What Is a Limit-on-Open (LOO) Order?

A limit-on-open (LOO) order is a type of limit order to buy or sell shares at the market open if the market price meets the limit's condition. This type of order is good only for the market opening and does not last for the whole trading day.

A LOO order can be compared with a limit-on-close (LOC) order and contrasted with a market-on-open (MOO) order, which is a non-limit market order that is executed at or just after the opening of a stock exchange.

Key Takeaways

  • A limit-on-open (LOO) order is a limit order that is to be executed specifically at the market open.
  • Limit orders control the price that is paid for a security, or what price a security is sold at. The additional "on open" parameter means the order is only executed if the opening price is within the price limit of the order.
  • Traders may use LOO orders to take advantage of increased liquidity in an issue right at the open.

Understanding a Limit-on-Open (LOO) Order

LOO orders are one of several conditional orders available to investors. They are closely comparable to LOC orders since both are executed at the open or the close.

Investors and traders use conditional orders to specify prices at which they are willing to buy and sell. Limit orders provide a way for investors to set specific investing parameters and also to manage risk. Active traders can also use limit orders to make multiple bets at various different price points in an active trading strategy.

Limit-on-Open (LOO) Order Execution

A LOO order is a conditional limit order that investors can use when seeking to bet on a security’s price at the open of trading. A LOO order can be used to buy or sell a security. It is entered as a standard limit order, but it also has a specified condition for the timing of the order. As the name suggests, LOO orders are conditioned for execution only at the market’s open.

LOO and LOC orders are unique in that they offer execution at a specified time during the trading day; the open or the close of trading. A LOO order allows an investor to place a bet on the next trading day’s opening price. If a LOO order is not executed at the market’s open, it is canceled.

These orders are generally used by traders who believe that the market’s open will offer the best timing and liquidity for their particular trade.

A LOO order will only be executed if the open price matches the limit order price or better. Partial orders may or may not be filled depending on the brokerage and exchange order allowance.

Example of a Limit-on-Open (LOO) Order

As an example, consider a trader who holds 1,000 shares in ABC stock and wants to sell at the market open but also wants to guarantee that they will receive at least $50 per share. The trader, therefore, uses a LOO order to sell the shares at a limit of $50.

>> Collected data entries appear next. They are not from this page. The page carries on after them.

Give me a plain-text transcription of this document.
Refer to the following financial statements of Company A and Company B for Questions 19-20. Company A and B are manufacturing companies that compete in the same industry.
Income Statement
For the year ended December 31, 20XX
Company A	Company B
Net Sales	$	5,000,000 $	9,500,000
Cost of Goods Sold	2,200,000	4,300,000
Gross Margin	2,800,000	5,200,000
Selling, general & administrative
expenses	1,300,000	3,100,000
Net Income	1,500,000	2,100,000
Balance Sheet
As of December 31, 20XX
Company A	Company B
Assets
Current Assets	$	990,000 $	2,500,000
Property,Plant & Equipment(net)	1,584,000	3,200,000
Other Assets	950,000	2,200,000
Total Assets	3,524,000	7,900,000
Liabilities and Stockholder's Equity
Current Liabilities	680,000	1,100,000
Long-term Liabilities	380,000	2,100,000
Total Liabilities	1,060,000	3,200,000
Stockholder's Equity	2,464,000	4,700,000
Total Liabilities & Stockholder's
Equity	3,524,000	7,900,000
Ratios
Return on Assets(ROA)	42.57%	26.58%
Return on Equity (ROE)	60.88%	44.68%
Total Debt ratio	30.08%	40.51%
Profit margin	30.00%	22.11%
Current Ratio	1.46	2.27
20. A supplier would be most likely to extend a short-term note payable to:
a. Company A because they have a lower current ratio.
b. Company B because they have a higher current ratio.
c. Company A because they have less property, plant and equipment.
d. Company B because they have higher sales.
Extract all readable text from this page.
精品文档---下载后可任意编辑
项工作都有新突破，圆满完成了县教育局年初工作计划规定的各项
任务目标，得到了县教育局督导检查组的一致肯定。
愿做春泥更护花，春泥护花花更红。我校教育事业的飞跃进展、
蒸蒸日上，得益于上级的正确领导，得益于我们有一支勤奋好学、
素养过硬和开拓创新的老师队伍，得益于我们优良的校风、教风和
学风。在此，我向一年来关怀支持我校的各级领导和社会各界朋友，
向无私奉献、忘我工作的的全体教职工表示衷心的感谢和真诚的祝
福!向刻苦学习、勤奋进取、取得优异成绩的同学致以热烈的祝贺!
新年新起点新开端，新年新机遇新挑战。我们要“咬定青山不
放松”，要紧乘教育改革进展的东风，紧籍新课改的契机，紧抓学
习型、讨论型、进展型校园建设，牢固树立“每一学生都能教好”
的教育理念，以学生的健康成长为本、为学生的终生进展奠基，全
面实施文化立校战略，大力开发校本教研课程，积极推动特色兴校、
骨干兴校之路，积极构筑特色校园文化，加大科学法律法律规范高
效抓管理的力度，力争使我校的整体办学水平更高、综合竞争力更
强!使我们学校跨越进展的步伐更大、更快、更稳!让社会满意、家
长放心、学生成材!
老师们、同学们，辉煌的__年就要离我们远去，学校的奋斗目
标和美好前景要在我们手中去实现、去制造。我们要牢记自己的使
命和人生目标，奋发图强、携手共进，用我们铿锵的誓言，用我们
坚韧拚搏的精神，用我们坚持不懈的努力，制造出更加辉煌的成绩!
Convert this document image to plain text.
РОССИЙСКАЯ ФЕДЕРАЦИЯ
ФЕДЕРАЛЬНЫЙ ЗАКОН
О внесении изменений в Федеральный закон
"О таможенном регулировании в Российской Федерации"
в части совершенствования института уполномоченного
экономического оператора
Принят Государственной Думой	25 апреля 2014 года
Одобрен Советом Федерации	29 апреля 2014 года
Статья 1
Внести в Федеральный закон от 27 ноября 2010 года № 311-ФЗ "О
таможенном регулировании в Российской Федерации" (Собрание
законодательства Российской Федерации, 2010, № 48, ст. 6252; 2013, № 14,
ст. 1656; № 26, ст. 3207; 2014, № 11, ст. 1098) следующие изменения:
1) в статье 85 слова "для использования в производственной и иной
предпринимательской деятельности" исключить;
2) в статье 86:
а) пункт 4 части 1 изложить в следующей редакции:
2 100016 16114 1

If at open the shares trade at or above $50, the order will be executed. Conversely, if they trade below $50, the order will not be filled and then will be canceled.

Limit-on-Open (LOO) Order vs. Limit-on-Close (LOC) Order

A LOC order works in the same way but at the close of trading. An investor can place a LOC order with a specified price for execution at the market’s close.

A trader placing this type of order believes that the market’s close will offer the most favorable time and liquidity for their trade. Both a LOO and a LOC order allow the trader to control the exact timing of execution.